REACHING out to LGBTI seniors over the Christmas holiday period might not dawn on many minds, but it’s a critical service provided by some groups to make sure those among us don’t miss out of the spirit of the season.
Whether it be through isolation due to illness, an impairment or historical ostracisation from their families, LGBTI seniors who often finding themselves not generally included in the wider LGBTI community can find themselves facing even isolation during Christmas.
“Given that it’s around this time of year, for our visitors who go see our clients in the lead up to Christmas, it’s really vital to fund this and keep the service going as it gives us an opportunity to offer company, support and care for older members of our community and remind them they’re still a part of it,” Matson told the Star Observer.
“A hamper that comes not only from the visitors but QuAC just helps to reenforce that sentiment and sense of belonging and community.

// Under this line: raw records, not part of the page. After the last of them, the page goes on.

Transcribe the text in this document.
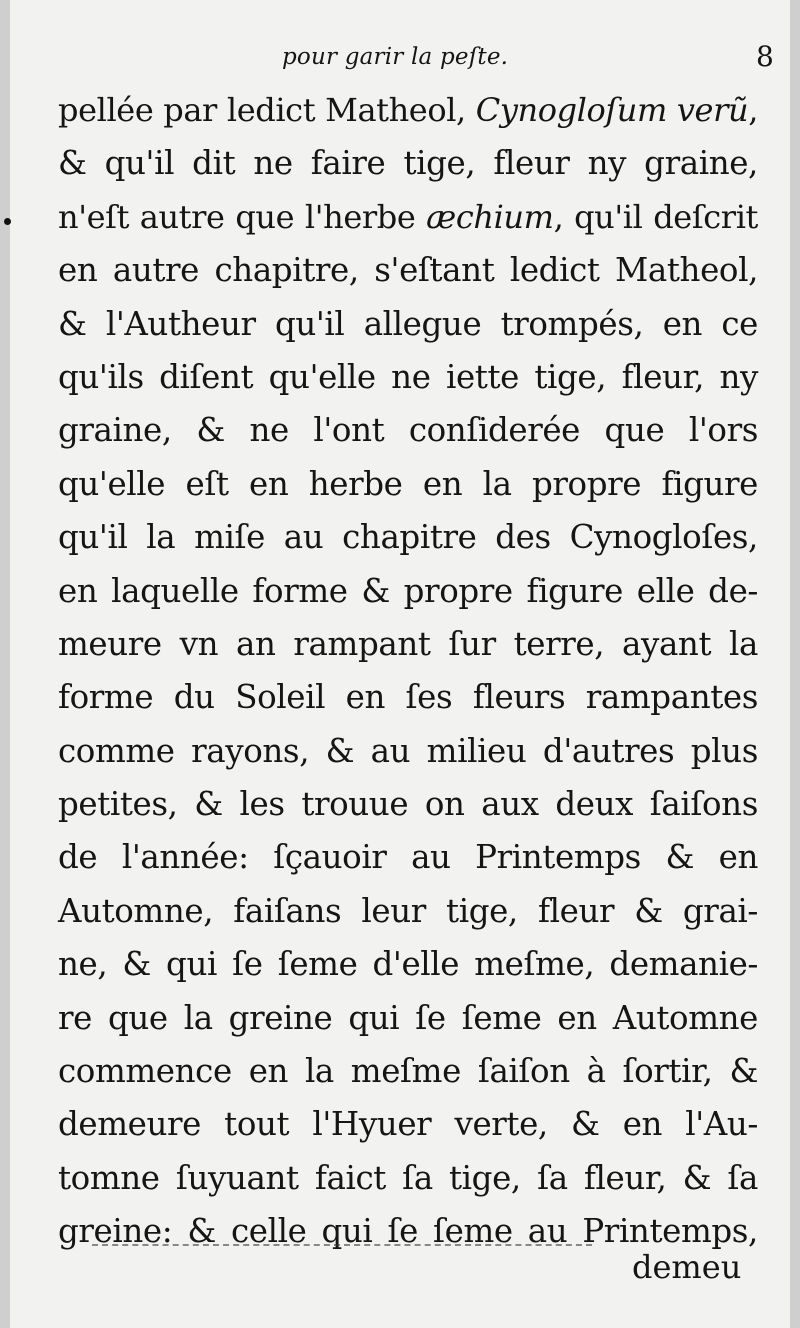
pour garir la peſte.	8
pellée par ledict Matheol, Cynogloſum verũ,
& qu'il dit ne faire tige, fleur ny graine,
n'eſt autre que l'herbe æchium, qu'il deſcrit
en autre chapitre, s'eſtant ledict Matheol,
& l'Autheur qu'il allegue trompés, en ce
qu'ils diſent qu'elle ne iette tige, fleur, ny
graine, & ne l'ont conſiderée que l'ors
qu'elle eſt en herbe en la propre figure
qu'il la miſe au chapitre des Cynogloſes,
en laquelle forme & propre figure elle de-
meure vn an rampant ſur terre, ayant la
forme du Soleil en ſes fleurs rampantes
comme rayons, & au milieu d'autres plus
petites, & les trouue on aux deux ſaiſons
de l'année: ſçauoir au Printemps & en
Automne, faiſans leur tige, fleur & grai-
ne, & qui ſe ſeme d'elle meſme, demanie-
re que la greine qui ſe ſeme en Automne
commence en la meſme ſaiſon à ſortir, &
demeure tout l'Hyuer verte, & en l'Au-
tomne ſuyuant faict ſa tige, ſa fleur, & ſa
greine: & celle qui ſe ſeme au Printemps,
demeu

It’s a really valuable and meaningful win win for the community looking after the community.”
The Visitor Service offered from the Sunshine Coast down to the Gold Coast and encompassing Brisbane and its suburbs is a federally-funded QuAC initiative aimed at providing care and connection with others from the LGBTI community.

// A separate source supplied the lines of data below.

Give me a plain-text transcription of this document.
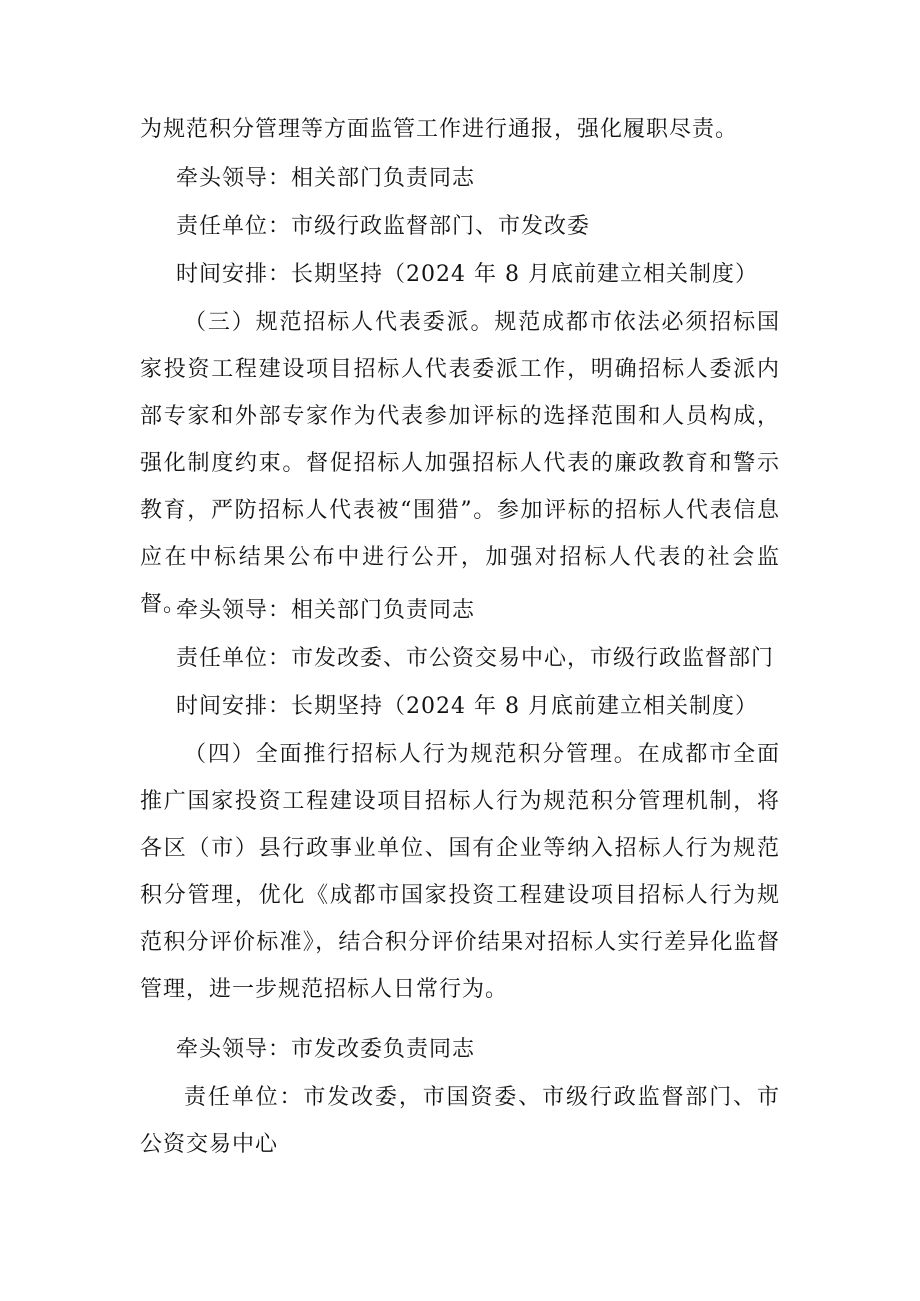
为规范积分管理等方面监管工作进行通报，强化履职尽责。
牵头领导：相关部门负责同志
责任单位：市级行政监督部门、市发改委
时间安排：长期坚持（2024 年 8 月底前建立相关制度）
（三）规范招标人代表委派。规范成都市依法必须招标国家投资工程建设项目招标人代表委派工作，明确招标人委派内部专家和外部专家作为代表参加评标的选择范围和人员构成，强化制度约束。督促招标人加强招标人代表的廉政教育和警示教育，严防招标人代表被“围猎”。参加评标的招标人代表信息应在中标结果公布中进行公开，加强对招标人代表的社会监督。
牵头领导：相关部门负责同志
责任单位：市发改委、市公资交易中心，市级行政监督部门
时间安排：长期坚持（2024 年 8 月底前建立相关制度）
（四）全面推行招标人行为规范积分管理。在成都市全面推广国家投资工程建设项目招标人行为规范积分管理机制，将各区（市）县行政事业单位、国有企业等纳入招标人行为规范积分管理，优化《成都市国家投资工程建设项目招标人行为规范积分评价标准》，结合积分评价结果对招标人实行差异化监督管理，进一步规范招标人日常行为。
牵头领导：市发改委负责同志
责任单位：市发改委，市国资委、市级行政监督部门、市公资交易中心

“It’s hugely vital that we keep older LGBTI community members in our minds and involved in the community,” Matson said.
“The seniors that our service reaches out to came from an era where they couldn’t be who they really were, they had to be hidden and that in turn impacted on their ability to ask for services later in life when they needed them.
“Elderly care is much of an LGBTI right as any other community’s so to have our clients and other older LGBTI community members around the country be reminded of that and that they’re valued and included, it just mean the absolute world to them.
“Whereas many older members of the community no longer have the burden of having to hide themselves and their private lives away, they are still faced with the problems that can isolate anyone in an advanced age. So it’s really vital we go that extra distance to include them.”
This year has been a year of “consolidation” for the Visitors Service according to Matson, where growth is limited not just by funds but eligibility criteria for clients to fulfil. Matson hopes there will be room to move with criteria in the future.
“While the word is out there and we certainly have more clients, there are eligibility issues that people have to go through that can determine whether they can access the programs out there,” Matson said.
“There are certainly a few that fall outside of the criteria that do need access so we hope in time to come that there’ll be an ability to expand out.”
Over the past few years a spotlight has shone on the overlooked issue of LGBTI-inclusive aged care service providers and facilities. however, progress is being made.
“There is work that still needs to be done by other aged care services providers to do with LGBTI awareness and inclusion but that’s been coming so far over the past year or two, it’s really nice to see,” Matson said.
“The training that has been provided through services such as ours and also Val’s Cafe, it’s crucial as it’s the primary way that mainstream aged care service providers get that LGBTI specific training in inclusion and awareness.
“Things like Val’s Cafe is a great vehicle by which those providers can help to fly their flags and let LGBTI seniors know that they are a service that will be inclusive of them. The stronger it gets along with other LGBTI seniors programs, the more care that can extended to those who have faced historic isolation and discrimination… and that’s just better for everyone isn’t it?”